Data menunjukkan sedikitnya 3,7 juta orang lulus SLTA setiap tahun, sebuah angka yang fantastis. Dibalik itu,  Indonesia masih bergelut dengan persoalan moral ethic yang menggerogoti kehidupan bangsa.

Sebut saja indeks korupsi Indonesia yang masih menduduki peringkat 110 dari 180 negara. Negara yang tingkat korupsinya paling rendah adalah Denmark. Indonesia tingkat korupsinya masih sangat tinggi.

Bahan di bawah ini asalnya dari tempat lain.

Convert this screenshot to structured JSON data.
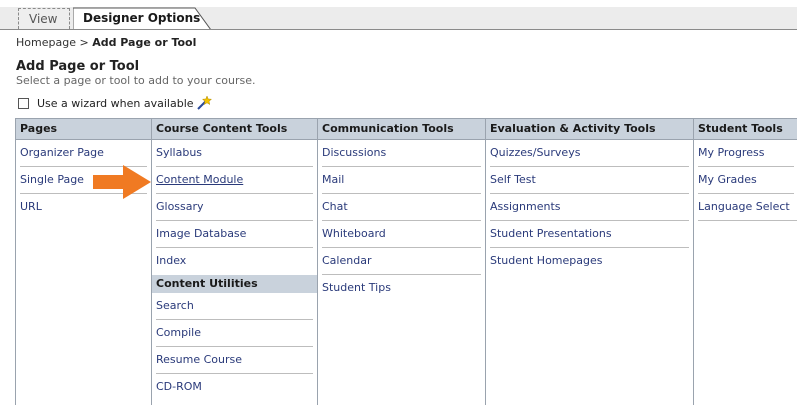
{
  "tabs": {
    "view_label": "View",
    "designer_label": "Designer Options"
  },
  "breadcrumb": {
    "home": "Homepage",
    "separator": ">",
    "current": "Add Page or Tool"
  },
  "page": {
    "title": "Add Page or Tool",
    "subtitle": "Select a page or tool to add to your course."
  },
  "wizard": {
    "label": "Use a wizard when available",
    "checked": false
  },
  "columns": {
    "pages": {
      "header": "Pages",
      "items": [
        "Organizer Page",
        "Single Page",
        "URL"
      ]
    },
    "course_content": {
      "header": "Course Content Tools",
      "items": [
        "Syllabus",
        "Content Module",
        "Glossary",
        "Image Database",
        "Index"
      ],
      "subheader": "Content Utilities",
      "sub_items": [
        "Search",
        "Compile",
        "Resume Course",
        "CD-ROM"
      ]
    },
    "communication": {
      "header": "Communication Tools",
      "items": [
        "Discussions",
        "Mail",
        "Chat",
        "Whiteboard",
        "Calendar",
        "Student Tips"
      ]
    },
    "evaluation": {
      "header": "Evaluation & Activity Tools",
      "items": [
        "Quizzes/Surveys",
        "Self Test",
        "Assignments",
        "Student Presentations",
        "Student Homepages"
      ]
    },
    "student": {
      "header": "Student Tools",
      "items": [
        "My Progress",
        "My Grades",
        "Language Select"
      ]
    }
  },
  "colors": {
    "header_bg": "#c9d2dc",
    "link_text": "#2a3a7a",
    "arrow": "#f07a22"
  },
  "icons": {
    "wizard": "magic-wand-icon",
    "pointer": "orange-arrow-icon"
  }
}
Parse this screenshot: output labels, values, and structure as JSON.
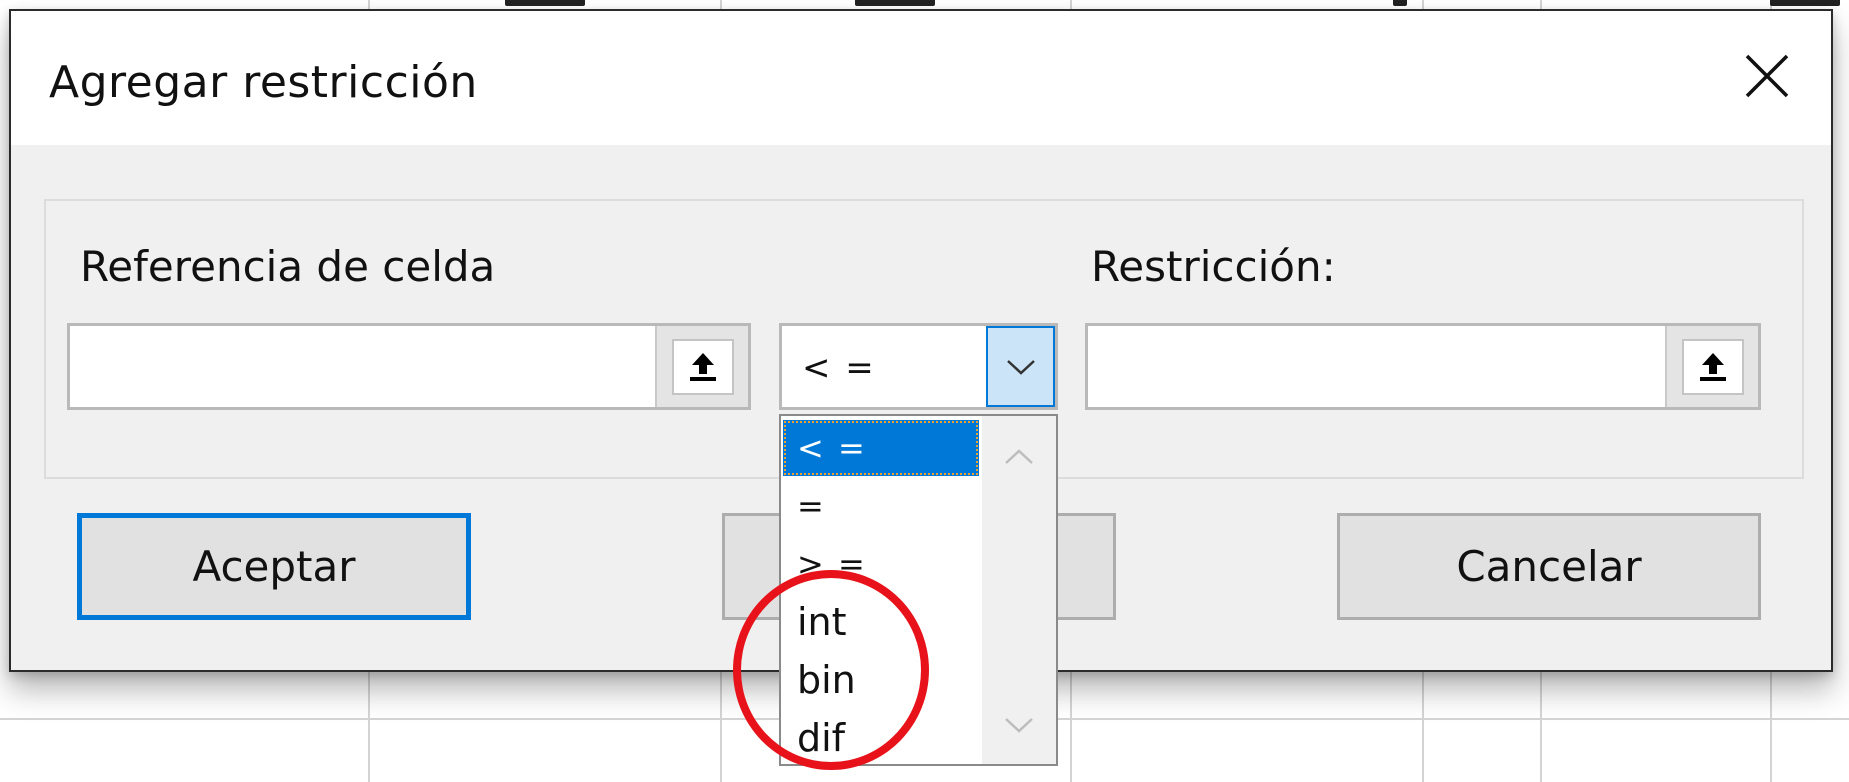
{
  "dialog": {
    "title": "Agregar restricción"
  },
  "fields": {
    "cell_reference_label": "Referencia de celda",
    "cell_reference_value": "",
    "constraint_label": "Restricción:",
    "constraint_value": ""
  },
  "operator": {
    "selected": "< =",
    "options": [
      "< =",
      "=",
      "> =",
      "int",
      "bin",
      "dif"
    ]
  },
  "buttons": {
    "accept": "Aceptar",
    "cancel": "Cancelar",
    "add": ""
  },
  "colors": {
    "accent": "#0078d7",
    "annotation": "#e8131a"
  },
  "icons": {
    "close": "close-icon",
    "collapse": "collapse-dialog-icon",
    "dropdown": "chevron-down-icon",
    "scroll_up": "chevron-up-icon",
    "scroll_down": "chevron-down-icon"
  }
}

Data itu sengaja penulis hadirkan karena pada hakekatnya membangun manusia adalah membangun manusia beradab dan berkeadaban. Tulisan ini menjadi aktual karena baru saja kita merayakan hari Guru pada 25 November yang lalu.

Jika kita sepakat bahwa untuk mengentaskan penyimpangan moral itu dibebankan pada dunia pendidikan maka peran dunia pendidikan Indonesia belum maksimal.

BACA JUGA:Kapolres OKU Tegaskan Netralitas Anggota dalam Pemilu 2024

Ada ketidak-simetrisan antar pembangunan sarana pendidikan dan kualitas belajar mengajar yang diharapkan mendongkrak moral ethic sehingga menjadi model peradaban bangsa.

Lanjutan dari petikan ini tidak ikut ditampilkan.